Von Mathias Doepfner
Sehr geehrter Herr Regierender Bürgermeister,
verehrte Minister und Senatoren, Exzellenzen,
Liebe Friede, lieber Giuseppe, verehrte Damen und Herren.
Herzlich willkommen zum Neujahrsempfang von Axel Springer 2015.
Ihnen ein gutes und frohes Neues Jahr zu wünschen, fällt etwas schwer, denn gut und froh hat dieses Jahr nicht begonnen.
Der Anschlag in Paris, die fast vollständige Auslöschung der Redaktion der Satire-Zeitschrift Charlie Hebdo, die Ermordung von 17 Menschen hat einen ganzen Berufstand, ein zentrales Element unserer westlichen Demokratien attackiert und eingeschüchtert: die Medien, die freie Presse, kurz: die Meinungsfreiheit. Und die entscheidende Frage ist: haben die Terroristen damit Erfolg, hat dieser Anschlag langfristig eine verhaltensverändernde Wirkung auf Journalisten - oder hat er sie nicht?
Wenn er diese Wirkung hat, wird der 7. Januar 2015 als der Tag in die Geschichte eingehen, an dem der islamistische Terror der westlichen Welt den Schneid abgekauft hat. Als Anfang vom Ende wirklicher Meinungsfreiheit. Als der Beginn eines neuen Appeasement und intellektueller Kapitulation von Demokratie, Rechtsstaat und Menschenrechten. Wenn der Anschlag diese einschüchternde Wirkung nicht hat, kann er – genau umgekehrt – als ein Tag in die Geschichte eingehen, der unsere Werte gestärkt hat.
Beides ist möglich. Für beides gibt es Indizien. Millionen von Menschen gehen in diesen Tagen rund um die Welt auf die Straße – als Zeichen der Solidarität mit den Opfern und als Geste für das Selbstbewusstsein freier Gesellschaften. Islamische Organisationen haben sich – klar wie nie zuvor – mit extrem deutlichen Worten von dem Attentat distanziert. Gleichzeitig aber gibt es weltweit die ersten Medienorganisationen, TV-Sender und Zeitungen, die beginnen Kompromisse zu machen, die Karikaturen in der Berichterstattung über den Anschlag nicht gezeigt haben oder insgesamt etwas mildere Töne anschlagen – aus Angst vor den Konsequenzen. Die Angst geht um. Die Zeiten des medialen Gratismutes sind vorbei. Jetzt beginnt Mut wieder etwas zu kosten. Im schlimmsten Fall das Leben. Wir stehen an einer schicksalshaften Weggabelung.
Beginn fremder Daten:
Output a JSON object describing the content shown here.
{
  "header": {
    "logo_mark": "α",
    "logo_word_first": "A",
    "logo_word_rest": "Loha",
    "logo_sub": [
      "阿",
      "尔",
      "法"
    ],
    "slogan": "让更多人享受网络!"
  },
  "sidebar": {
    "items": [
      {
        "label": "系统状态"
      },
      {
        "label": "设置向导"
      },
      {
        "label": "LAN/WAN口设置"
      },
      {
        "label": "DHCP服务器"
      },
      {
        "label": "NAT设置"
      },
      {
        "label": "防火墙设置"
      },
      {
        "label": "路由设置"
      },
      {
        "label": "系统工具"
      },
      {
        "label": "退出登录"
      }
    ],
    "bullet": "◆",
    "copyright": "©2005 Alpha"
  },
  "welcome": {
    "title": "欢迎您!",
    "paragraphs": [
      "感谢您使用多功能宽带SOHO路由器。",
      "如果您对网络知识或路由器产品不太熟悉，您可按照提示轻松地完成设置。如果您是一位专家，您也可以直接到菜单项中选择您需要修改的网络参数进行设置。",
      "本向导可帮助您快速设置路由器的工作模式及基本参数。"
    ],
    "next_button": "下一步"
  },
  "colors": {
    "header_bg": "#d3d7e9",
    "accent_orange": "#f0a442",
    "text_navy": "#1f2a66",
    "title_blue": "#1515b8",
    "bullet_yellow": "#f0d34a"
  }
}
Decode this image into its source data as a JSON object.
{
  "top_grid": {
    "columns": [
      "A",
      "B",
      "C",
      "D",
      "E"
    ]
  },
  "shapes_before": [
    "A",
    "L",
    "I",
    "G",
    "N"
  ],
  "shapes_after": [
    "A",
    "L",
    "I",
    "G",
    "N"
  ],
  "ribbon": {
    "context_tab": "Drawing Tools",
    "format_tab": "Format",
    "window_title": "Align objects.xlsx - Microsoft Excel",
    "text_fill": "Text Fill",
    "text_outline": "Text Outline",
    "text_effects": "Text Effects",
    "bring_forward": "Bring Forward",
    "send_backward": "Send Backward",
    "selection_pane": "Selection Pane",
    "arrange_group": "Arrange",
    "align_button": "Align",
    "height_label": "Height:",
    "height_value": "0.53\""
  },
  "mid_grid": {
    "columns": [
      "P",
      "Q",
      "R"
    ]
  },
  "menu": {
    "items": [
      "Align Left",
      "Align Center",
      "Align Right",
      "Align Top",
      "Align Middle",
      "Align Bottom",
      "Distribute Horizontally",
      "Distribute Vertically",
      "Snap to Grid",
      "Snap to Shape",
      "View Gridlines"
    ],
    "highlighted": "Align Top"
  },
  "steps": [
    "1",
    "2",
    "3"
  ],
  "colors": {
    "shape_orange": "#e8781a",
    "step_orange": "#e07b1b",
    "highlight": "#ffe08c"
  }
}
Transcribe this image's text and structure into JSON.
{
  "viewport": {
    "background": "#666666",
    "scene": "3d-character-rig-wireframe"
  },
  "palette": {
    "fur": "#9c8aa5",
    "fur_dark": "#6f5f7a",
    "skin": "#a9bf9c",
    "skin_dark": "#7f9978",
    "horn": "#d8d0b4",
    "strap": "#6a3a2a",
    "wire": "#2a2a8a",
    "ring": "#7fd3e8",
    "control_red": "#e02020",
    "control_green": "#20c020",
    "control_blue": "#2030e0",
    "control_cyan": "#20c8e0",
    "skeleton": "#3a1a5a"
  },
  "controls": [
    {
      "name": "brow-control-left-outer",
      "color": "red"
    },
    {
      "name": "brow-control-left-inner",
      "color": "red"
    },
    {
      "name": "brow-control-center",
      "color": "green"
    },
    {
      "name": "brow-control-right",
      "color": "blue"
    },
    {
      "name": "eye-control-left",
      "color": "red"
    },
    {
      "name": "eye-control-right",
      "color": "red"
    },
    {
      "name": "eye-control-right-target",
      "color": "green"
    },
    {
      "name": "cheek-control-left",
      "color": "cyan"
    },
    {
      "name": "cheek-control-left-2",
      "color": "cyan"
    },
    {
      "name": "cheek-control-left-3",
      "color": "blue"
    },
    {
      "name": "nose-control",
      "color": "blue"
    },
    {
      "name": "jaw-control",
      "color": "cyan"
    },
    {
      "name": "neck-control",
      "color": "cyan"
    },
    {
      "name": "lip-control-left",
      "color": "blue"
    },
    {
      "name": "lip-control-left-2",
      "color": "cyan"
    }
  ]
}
Darf man über Glück sprechen vor diesem Hintergrund?
Ich finde ja, jetzt erst Recht – und ich will es versuchen.
Ich muss sagen, mir kommt gerade in diesen Tagen als denkbar schärfster Kontrast zu dem Terror immer wieder als hedonistisch unbeschwerter Glücksmoment unsere Axel Springer-Weihnachtsfeier in Erinnerung. Es war eine ziemlich ausgelassene Party, zum ersten Mal für alle Mitarbeiter des Unternehmens, die in Berlin und Hamburg arbeiten. Es kamen fast 5000 Leute. Es spielten Bands wie „Chic“ und DJs aus Berlin und Detroit. Die letzten Gäste wurden gegen 6:30 Uhr gebeten, nach Hause zu gehen, sonst wäre nach zwölf Stunden noch lange nicht Schluss gewesen. Fest steht: Alle hatten Spaß. Gefeiert wurde ein neues Axel Springer-Gefühl. Und es war – um es klar zu sagen – eine grandiose Sause.
Irgendwann nach dem 4. Bier, der zweiten Bratwurst und während der Zugabe „Good Times“ der legendären Disco-Band „ Chic“ hatte ich blitzartig ein alles überlagerndes Gefühl: Es geht uns verdammt gut. Und ich dachte an meine Mutter, die mir im Alter von sieben Jahren als Reaktion auf meine andauernde Nörgelei einmal sagte: Du sollst jetzt glücklich sein! Sie gab mir daraufhin eine Ohrfeige, so als würde sie ihrer antidepressiven Aufforderung damit Nachdruck und Wirkung verleihen.
In gewisser Weise möchte ich diese Ohrfeige meiner Mutter, oder nennen wir die Ohrfeige lieber einen liebevoll aufrüttelnden Klaps, heute an Sie alle hier weiter reichen.
JA! Es geht uns gut und wir sollten jetzt, gerade jetzt, glücklich sein. Und wir sollten uns überlegen, was wir konkret tun können und müssen, um dieses Glück zu erhalten und zu verteidigen. Denn es ist alles andere als selbstverständlich.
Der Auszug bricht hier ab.